The ‘Dekalog’ series concludes with a fascinating treatise on possessions and losses, with capitalism rearing its ugly head.
Dir. Krzysztof Kieslowski
1988 | Poland/West Germany | Drama | 59 mins | 1.33:1 | Polish
Not rated (likely to be PG13 for some mature themes)
Cast: Jerzy Stuhr, Zbigniew Zamachowski, Henryk Bista
Plot: Jerzy and Artur’s father dies, leaving behind a valuable stamp collection, which, they discover, is coveted by dealers of varying degrees of shadiness. The more involved the brothers get in their father’s world, the more dire and comical their situation becomes. (from The Criterion Collection)
Awards: Won FIPRESCI Prize & Children and Cinema Award (Venice). Official Selection (Cannes).
Source: Telewizja Polska S.A.
Subject Matter: Moderate
Narrative Style: Slightly Complex
Pace: Slightly Slow
Audience Type: Slightly Arthouse
(Reviewed on Criterion Blu-ray – first published 5 Jun 2017)
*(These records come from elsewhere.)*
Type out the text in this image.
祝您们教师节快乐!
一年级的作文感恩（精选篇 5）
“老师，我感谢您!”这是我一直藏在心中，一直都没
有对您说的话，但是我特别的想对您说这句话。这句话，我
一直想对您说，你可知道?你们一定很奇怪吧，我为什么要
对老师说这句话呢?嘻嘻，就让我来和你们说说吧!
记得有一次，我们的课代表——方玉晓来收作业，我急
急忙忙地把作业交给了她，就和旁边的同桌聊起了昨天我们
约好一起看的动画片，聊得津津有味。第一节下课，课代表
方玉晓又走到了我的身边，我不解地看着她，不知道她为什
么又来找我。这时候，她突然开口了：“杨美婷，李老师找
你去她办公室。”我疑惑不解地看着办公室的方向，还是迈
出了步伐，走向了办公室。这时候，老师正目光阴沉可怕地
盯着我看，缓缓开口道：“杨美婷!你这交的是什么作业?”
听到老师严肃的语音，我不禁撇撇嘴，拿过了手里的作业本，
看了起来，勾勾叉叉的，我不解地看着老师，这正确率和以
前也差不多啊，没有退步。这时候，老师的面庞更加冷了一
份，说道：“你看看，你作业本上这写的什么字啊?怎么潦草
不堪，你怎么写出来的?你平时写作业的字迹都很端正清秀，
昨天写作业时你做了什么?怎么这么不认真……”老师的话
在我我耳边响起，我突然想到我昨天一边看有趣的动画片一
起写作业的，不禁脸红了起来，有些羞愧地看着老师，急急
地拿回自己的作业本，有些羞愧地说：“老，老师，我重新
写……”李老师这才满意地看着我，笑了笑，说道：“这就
After watching nine episodes of Dekalog, one might think: how does it end? Although far from the narratively episodic manner in which most television series are, there’s still that uncertainty of closure and consistency that Dekalog‘s final piece is inherently obliged to address. And boy did Kieslowski deliver a satisfying work that while staying true to the humanistic core of the series—of circumstances and relationships that shape the lives of its flawed characters—he also managed to produce an episode with a different kind of tone from the rest.
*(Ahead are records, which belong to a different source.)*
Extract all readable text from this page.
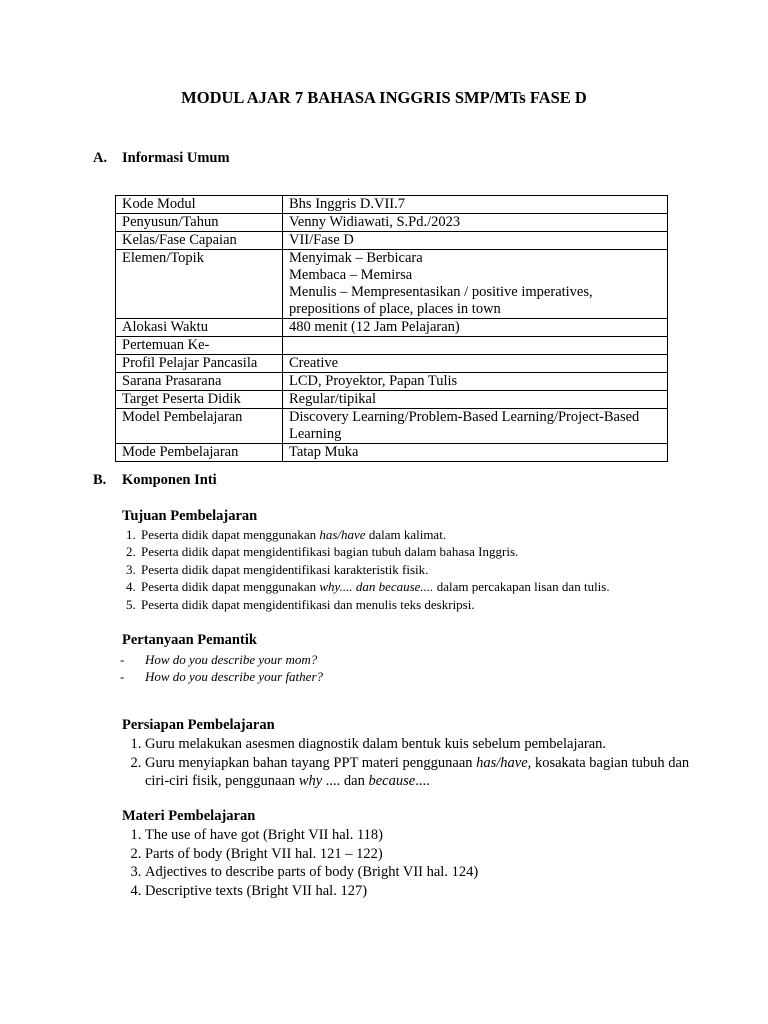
MODUL AJAR 7 BAHASA INGGRIS SMP/MTs FASE D
A. Informasi Umum
Kode Modul	Bhs Inggris D.VII.7
Penyusun/Tahun	Venny Widiawati, S.Pd./2023
Kelas/Fase Capaian	VII/Fase D
Elemen/Topik	Menyimak – Berbicara
Membaca – Memirsa
Menulis – Mempresentasikan / positive imperatives, prepositions of place, places in town

Alokasi Waktu	480 menit (12 Jam Pelajaran)
Pertemuan Ke-	
Profil Pelajar Pancasila	Creative
Sarana Prasarana	LCD, Proyektor, Papan Tulis
Target Peserta Didik	Regular/tipikal
Model Pembelajaran	Discovery Learning/Problem-Based Learning/Project-Based Learning
Mode Pembelajaran	Tatap Muka
B. Komponen Inti
Tujuan Pembelajaran
1. Peserta didik dapat menggunakan has/have dalam kalimat.
2. Peserta didik dapat mengidentifikasi bagian tubuh dalam bahasa Inggris.
3. Peserta didik dapat mengidentifikasi karakteristik fisik.
4. Peserta didik dapat menggunakan why.... dan because.... dalam percakapan lisan dan tulis.
5. Peserta didik dapat mengidentifikasi dan menulis teks deskripsi.
Pertanyaan Pemantik
- How do you describe your mom?
- How do you describe your father?
Persiapan Pembelajaran
1. Guru melakukan asesmen diagnostik dalam bentuk kuis sebelum pembelajaran.
2. Guru menyiapkan bahan tayang PPT materi penggunaan has/have, kosakata bagian tubuh dan ciri-ciri fisik, penggunaan why .... dan because....
Materi Pembelajaran
1. The use of have got (Bright VII hal. 118)
2. Parts of body (Bright VII hal. 121 – 122)
3. Adjectives to describe parts of body (Bright VII hal. 124)
4. Descriptive texts (Bright VII hal. 127)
Beginning with loud, rap music with lyrics about killing and fornicating—a reference to Ep. 5 and Ep. 6 in particular—that are completely at odds with Zbigniew Preisner’s beautiful themes that accompany the much more delicate openings of previous episodes, one can immediately sense an artist deviating from his mainstay approach. The end credits also reprise the hard-edged music, as if welcoming (or forewarning) a new age of individualistic rebels, of capitalism possibly triumphing over communism.
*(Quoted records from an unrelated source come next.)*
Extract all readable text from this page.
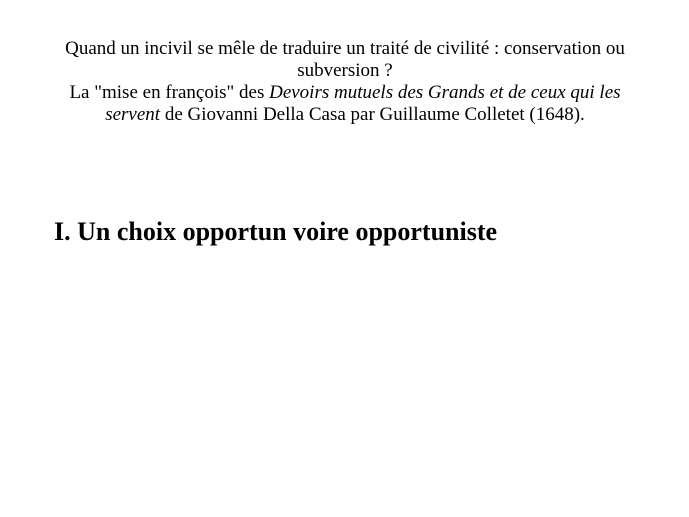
Quand un incivil se mêle de traduire un traité de civilité : conservation ou subversion ?

La "mise en françois" des Devoirs mutuels des Grands et de ceux qui les servent de Giovanni Della Casa par Guillaume Colletet (1648).

I. Un choix opportun voire opportuniste
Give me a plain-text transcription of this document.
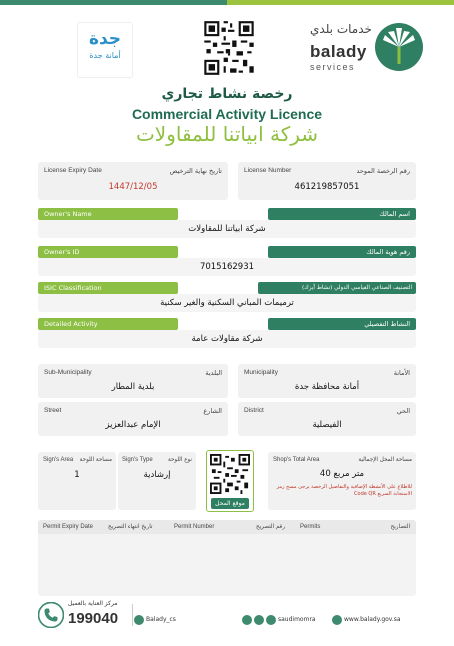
جدة
أمانة جدة
خدمات بلدي
balady
services
رخصة نشاط تجاري
Commercial Activity Licence
شركة ابياتنا للمقاولات
License Expiry Date	تاريخ نهاية الترخيص
1447/12/05
License Number	رقم الرخصة الموحد
461219857051
Owner's Name	اسم المالك
شركة ابياتنا للمقاولات
Owner's ID	رقم هوية المالك
7015162931
ISIC Classification	التصنيف الصناعي القياسي الدولي (نشاط آيزك)
ترميمات المباني السكنية والغير سكنية
Detailed Activity	النشاط التفصيلي
شركة مقاولات عامة
Sub-Municipality	البلدية
بلدية المطار
Municipality	الأمانة
أمانة محافظة جدة
Street	الشارع
الإمام عبدالعزيز
District	الحي
الفيصلية
Sign's Area مساحة اللوحة
1
Sign's Type	نوع اللوحة
إرشادية
موقع المحل
Shop's Total Area	مساحة المحل الإجمالية
40 متر مربع
للاطلاع على الأنشطة الإضافية والتفاصيل الرخصة يرجى مسح رمز الاستجابة السريع Code QR
Permit Expiry Date	تاريخ انتهاء التصريح	Permit Number	رقم التصريح	Permits	التصاريح
مركز العناية بالعميل
199040	Balady_cs	saudimomra	www.balady.gov.sa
Thou shalt not covet thy neighbour’s goods.
What’s more interesting is Preisner’s strategic use of percussion to create tension and punctuation during conversations, giving the film a rougher, rumbling edge. All these are in service of a story about two brothers whose reclusive elderly father dies, leaving behind a stamp collection worth millions. They try to fend off suspicious neighbours and strangers eyeing a slice of the cake.
On a superficial level, overprotection and complacency are themes that drive the plot. But on a deeper level, Dekalog: Ten becomes a treatise on possessions and losses—both material and historical, prophesying the promise and peril of capitalism in a Poland awakening itself to an uncertain future. Should a nation and its people desire to possess the equities of the past, or to lose all baggage to move forward?
With Dekalog: Ten, Kieslowski wraps up his magnum opus on a high, a series that grapples with universal human themes of love, family, guilt, regret, reconciliation and kinship, with a kind of sensitivity rarely afforded in television or cinema. The final shot of Dekalog: Ten encapsulates this very spirit—it is bittersweet, both a closure and a new path forward.